Job Description
SUMMARY OF JOB PURPOSE
The DevOps \ Site Reliability Engineer (SRE) possesses a strong background in deploying and managing infrastructure using modern DevOps practices, with expertise in Kubernetes, Terraform, and observability and monitoring platforms such as DataDog. The DevOps \ SRE works closely with the development and Operations team to ensure the reliability, scalability, and performance of our systems.
PRIMARY JOB RESPONSIBILITIES
- Designs, deploys, and maintains cloud infrastructure using Kubernetes and Terraform, ensuring scalability, reliability, and performance.
- Collaborates with development teams to implement CI/CD pipelines and automate deployment processes.
- Monitors system performance, troubleshoots issues, and implements solutions to optimize performance and ensure uptime.
- Develops and maintains monitoring and alerting systems using observability tools such as DataDog.
- Implements and manages microservices architectures, ensuring seamless communication and scalability.
- Troubleshoots and resolves issues related to infrastructure, deployments, and performance, ensuring high availability and reliability of our systems.
- Stays updated on emerging technologies and industry trends and incorporate them into our infrastructure and practices where applicable.
- Participates in on-call rotation to address issues and incidents during weekdays, ensuring system reliability and availability.
- Collaborates closely with all other members of the team to take shared responsibility for the overall efforts that the team has committed to for each sprint.

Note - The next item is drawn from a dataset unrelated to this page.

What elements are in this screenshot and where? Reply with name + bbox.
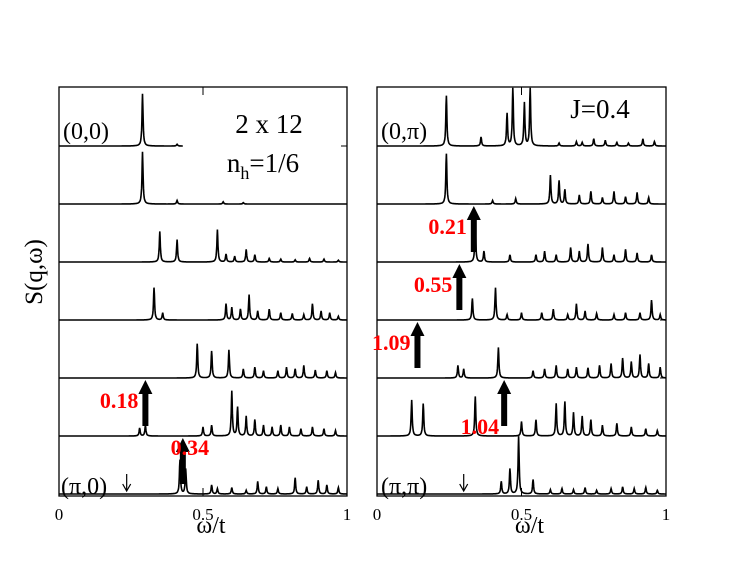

- Establishes and maintains positive working relationships with other members of the organization across departments, divisions, and locations.

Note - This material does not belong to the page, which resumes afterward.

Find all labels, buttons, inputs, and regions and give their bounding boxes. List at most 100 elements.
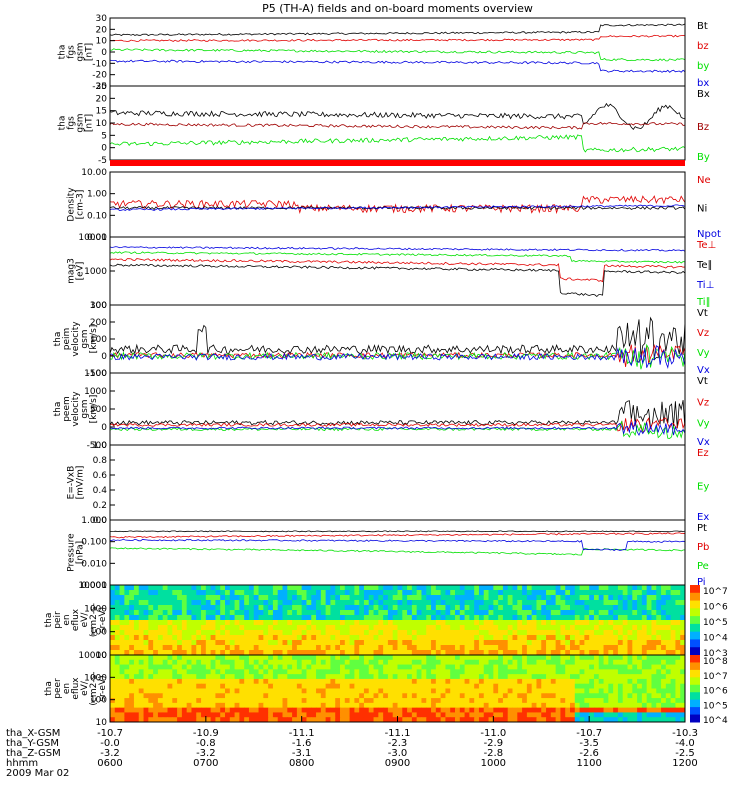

- Maintains the confidentiality of proprietary and sensitive information, exercising sound judgment and discretion in any disclosure of information related to EM and its endeavors.
- Upholds the values of Engle Martin and Our Foundation.
REQUIRED EDUCATION & EXPERIENCE
- Bachelor’s degree in computer science, engineering, or a related field, or equivalent work experience
- At least 3-5 years of experience in a DevOps role required with experience as a Site Reliability Engineering preferred
- Prior experience with cloud platforms such as AWS, Azure, or Google Cloud Platform (GCP)
- Prior experience with observability and monitoring platforms such as DataDog, Dynatrace or Splunk
- Certification in relevant cloud technologies preferred (e.g., AWS Certified DevOps Engineer, Certified Kubernetes Administrator)
- Prior experience with Azure AKS preferred
- Experience with other DevOps tools and technologies such as Azure DevOps, Jenkins, GitLab CI/CD, etc. preferred
DESIRED KNOWLEDGE, SKILLS & ABILITIES
- Strong proficiency in Kubernetes and Terraform for managing and deploying infrastructure
- Solid understanding of microservices architecture and experience in deploying and managing microservices-based systems
- Proficiency in scripting languages such as Python, Shell, or Bash for automation tasks
- Familiarity with Agile methodologies and practices
- Knowledge of security best practices for cloud environments
- Excellent problem-solving skills and ability to troubleshoot complex issues in distributed systems
- Strong communication and collaboration skills, with the ability to work effectively across teams in a fast-paced, agile environment
- Willingness to participate in an on-call rotation to address issues during weekdays
- Commitment to professional and personal growth and development
WORKING CONDITIONS
Work is conducted primarily in an indoor office environment with protection from weather conditions and with exposure to noise typical of an office or administrative setting.
PHYSICAL ACTIVITIES AND REQUIREMENTS
Lifting and carrying up to 20 lbs.; Frequent sitting, standing, walking, and bending; occasional kneeling, reaching, and stooping; handling office equipment; periodic driving may be required; visual acuity to prepare, read, and organize detailed hard copy and electronic documents; ability to speak and to hear the spoken word in normal face-to-face, web-based, and telephonic business communications. Willingness to travel in a work capacity, including occasional evening, overnight, and weekend hours. Willingness to accommodate occasional meetings and work activities that may be scheduled after normal daytime business hours.